You’re probably following the developments related to coronavirus (COVID-19). I am also closely following and monitoring this rapidly evolving situation. With over 700 friends across all states and countries where I am legal, I am in regular contact with our local and national health organizations and governments. I have been reinforcing and enhancing health and safety policies to help keep myself AND you safe. I of course want to keep my handsome dog, Mr. Chadillac Fancyfoot, safe too.
The world is grappling with an issue of enormous scale and human impact, and my heart goes out to all who have been affected by the outbreak of coronavirus (COVID-19). I believe it is my role and responsibility during this time to prioritize two things: caring for the health and well-being of those who love me and my colleagues, while also playing a constructive role in supporting local health officials and government leaders as they work to contain the virus. Through that perceptual filter, I will continue to make decisions with vigilance and courage, informed by the latest science-based information, and guided by my mission and values.
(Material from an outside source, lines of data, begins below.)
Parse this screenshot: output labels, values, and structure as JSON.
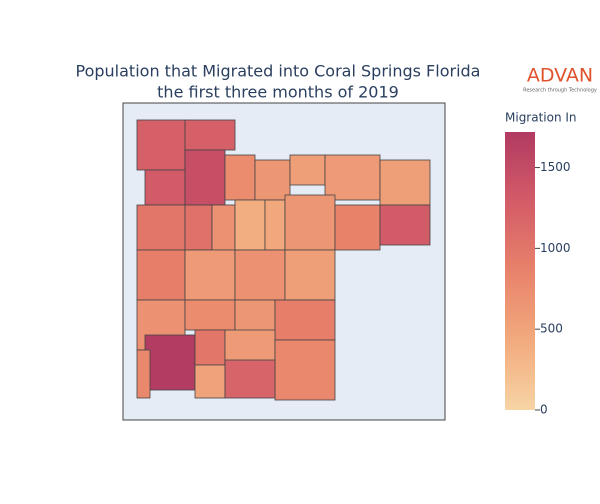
{
  "chart_data": {
    "type": "choropleth",
    "title": "Population that Migrated into Coral Springs Florida",
    "subtitle": "the first three months of 2019",
    "logo": "ADVAN",
    "logo_tagline": "Research through Technology",
    "colorbar_title": "Migration In",
    "colorbar_lim": [
      0,
      1720
    ],
    "colorbar_ticks": [
      0,
      500,
      1000,
      1500
    ],
    "colorscale": [
      "#f7d4a4",
      "#f2aa7e",
      "#e8826a",
      "#d35c68",
      "#b13a62"
    ],
    "values": [
      1250,
      1250,
      1300,
      1450,
      750,
      650,
      550,
      600,
      550,
      1000,
      1050,
      700,
      400,
      450,
      650,
      850,
      1300,
      900,
      600,
      700,
      550,
      700,
      750,
      650,
      900,
      1700,
      1000,
      600,
      800,
      500,
      1200,
      800
    ]
  }
}
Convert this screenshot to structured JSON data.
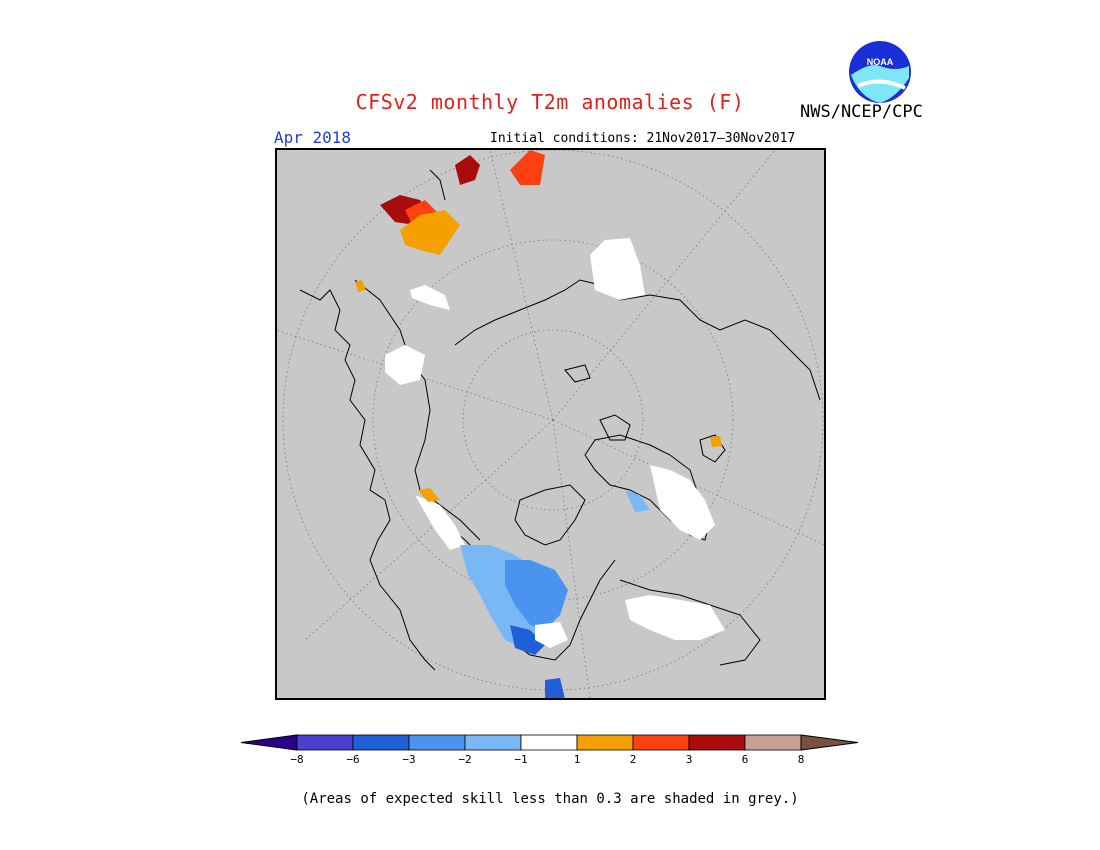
{
  "header": {
    "title": "CFSv2 monthly T2m anomalies (F)",
    "agency": "NWS/NCEP/CPC",
    "logo_text": "NOAA",
    "month": "Apr 2018",
    "initial_conditions": "Initial conditions: 21Nov2017–30Nov2017"
  },
  "map": {
    "projection": "north polar stereographic",
    "background_color": "#c8c8c8",
    "grid": "dotted",
    "region_colors": {
      "minus_3_to_minus_2": "#4a94f0",
      "minus_2_to_minus_1": "#7ab8f5",
      "minus_6_to_minus_3": "#1f60d8",
      "minus_1_to_1": "#ffffff",
      "1_to_2": "#f5a000",
      "2_to_3": "#ff4010",
      "3_to_6": "#a80c0c"
    }
  },
  "colorbar": {
    "levels": [
      "−8",
      "−6",
      "−3",
      "−2",
      "−1",
      "1",
      "2",
      "3",
      "6",
      "8"
    ],
    "colors": [
      "#2a008c",
      "#4a3fd0",
      "#1f60d8",
      "#4a94f0",
      "#7ab8f5",
      "#ffffff",
      "#f5a000",
      "#ff4010",
      "#a80c0c",
      "#c8a092",
      "#7a5040"
    ]
  },
  "footnote": "(Areas of expected skill less than 0.3 are shaded in grey.)"
}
I wanted to personally reach out to you and provide an update on the actions that I am taking to help prevent the spread of the virus and support the health and well-being of my loved ones, coworkers, associates, and most importantly, YOU.
Social distancing is incredibly important, so in accordance with CDC guidelines, I am imposing a 2-week moratorium on all French-kissing. I know this will disappoint many of you, and I know that I have regular dental work done to ensure that you’re never disappointed, but please keep in mind that this is being done for your safety. I care about you, and I look forward to future interactions with your lingual appendage.
I am also imposing a temporary ban on hugging. While hugging me has been a favorite activity for most females in the past, in order to ensure your future reproductive success (through remaining alive), a halt on this is called for.
Because I understand how much this impacts you, I will be taking extraordinary measures. In the coming months, once social-distancing measures are relaxed, I will offer any regular customer of mine reduced rates. If you’ve kissed me ten times or more in the past year, your future kisses will be discounted 50% for 6 months. If you’ve kissed me 5 times or less, I’ll still be offering a 25% discount for the same duration.
I look forward to reuniting with you once this crisis passes. Remember, we’re truly stronger together, but for now, we’re the strongest apart.